Ah, the "What was good enough for my great-grandfather to the eighth degree
is good enough for me" argument. Interesting how some people take the
humongous changes society and technology has gone through since 1776
completely for granted, and couldn't bear to live even a week in conditions
normal for those days -- yet cling to laws drawn up in that very same day
and age, unimaginably different from ours, like a limpet to a rock.
This reminds me of some thick broad appearing on TV, being condescending
about modern medicine and defending "alternative medicine" by referring
to "great medicinal wisdom, dating back 150 years or more". She (and the
interviewer) totally neglected to mention the fact that until some 150
years ago, medicine was mostly a dismal failure, and that only modern
medicine has rapidly increased both our life span and life quality.
> The USSR did not have patents you moRon, you wanna be a communist?
Ah yes ... say that the USPTO is doing an exceptionally lousy job, and
you're a communist.
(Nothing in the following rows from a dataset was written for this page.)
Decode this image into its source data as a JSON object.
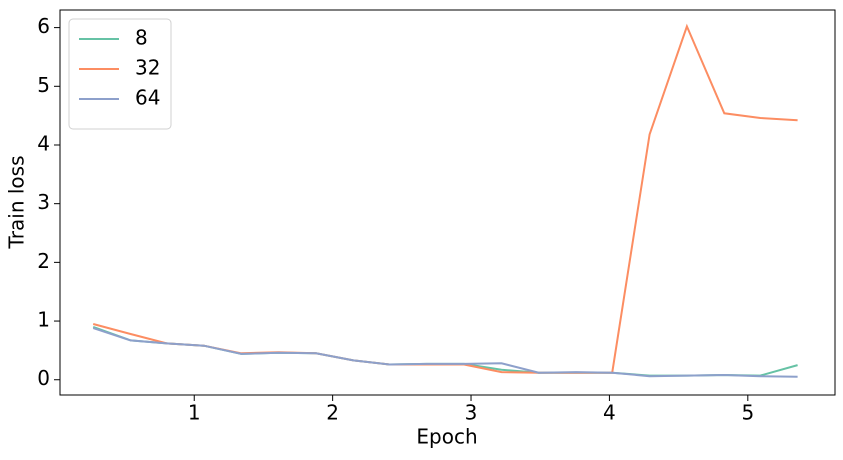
{
  "chart_data": {
    "type": "line",
    "xlabel": "Epoch",
    "ylabel": "Train loss",
    "x": [
      0.27,
      0.54,
      0.8,
      1.07,
      1.34,
      1.61,
      1.88,
      2.15,
      2.41,
      2.68,
      2.95,
      3.22,
      3.49,
      3.76,
      4.02,
      4.29,
      4.56,
      4.83,
      5.09,
      5.36
    ],
    "series": [
      {
        "name": "8",
        "color": "#66c2a5",
        "values": [
          0.9,
          0.67,
          0.62,
          0.58,
          0.44,
          0.46,
          0.45,
          0.33,
          0.26,
          0.27,
          0.27,
          0.17,
          0.12,
          0.12,
          0.12,
          0.07,
          0.07,
          0.08,
          0.07,
          0.25
        ]
      },
      {
        "name": "32",
        "color": "#fc8d62",
        "values": [
          0.95,
          0.78,
          0.62,
          0.58,
          0.45,
          0.47,
          0.45,
          0.33,
          0.26,
          0.26,
          0.26,
          0.13,
          0.12,
          0.12,
          0.12,
          4.18,
          6.02,
          4.54,
          4.46,
          4.42
        ]
      },
      {
        "name": "64",
        "color": "#8da0cb",
        "values": [
          0.88,
          0.67,
          0.62,
          0.58,
          0.44,
          0.46,
          0.45,
          0.33,
          0.26,
          0.27,
          0.27,
          0.28,
          0.12,
          0.13,
          0.12,
          0.06,
          0.07,
          0.08,
          0.06,
          0.05
        ]
      }
    ],
    "xlim": [
      0.03,
      5.63
    ],
    "ylim": [
      -0.26,
      6.3
    ],
    "xticks": [
      1,
      2,
      3,
      4,
      5
    ],
    "yticks": [
      0,
      1,
      2,
      3,
      4,
      5,
      6
    ],
    "grid": false,
    "legend": "upper-left"
  }
}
Heck, why not start about Hitler while we're at it?
> Stupid is as stupid does. We're now going to lern about innovation
> from a COmmie Spammer, yeah that's the ticket.
You preach innovation in technology, yet refuse to apply the same principle
to obsolete legislature and ditto organizations. Now I don't know what you
would call it, but the word "hypocrisy" somehow pops into my mind.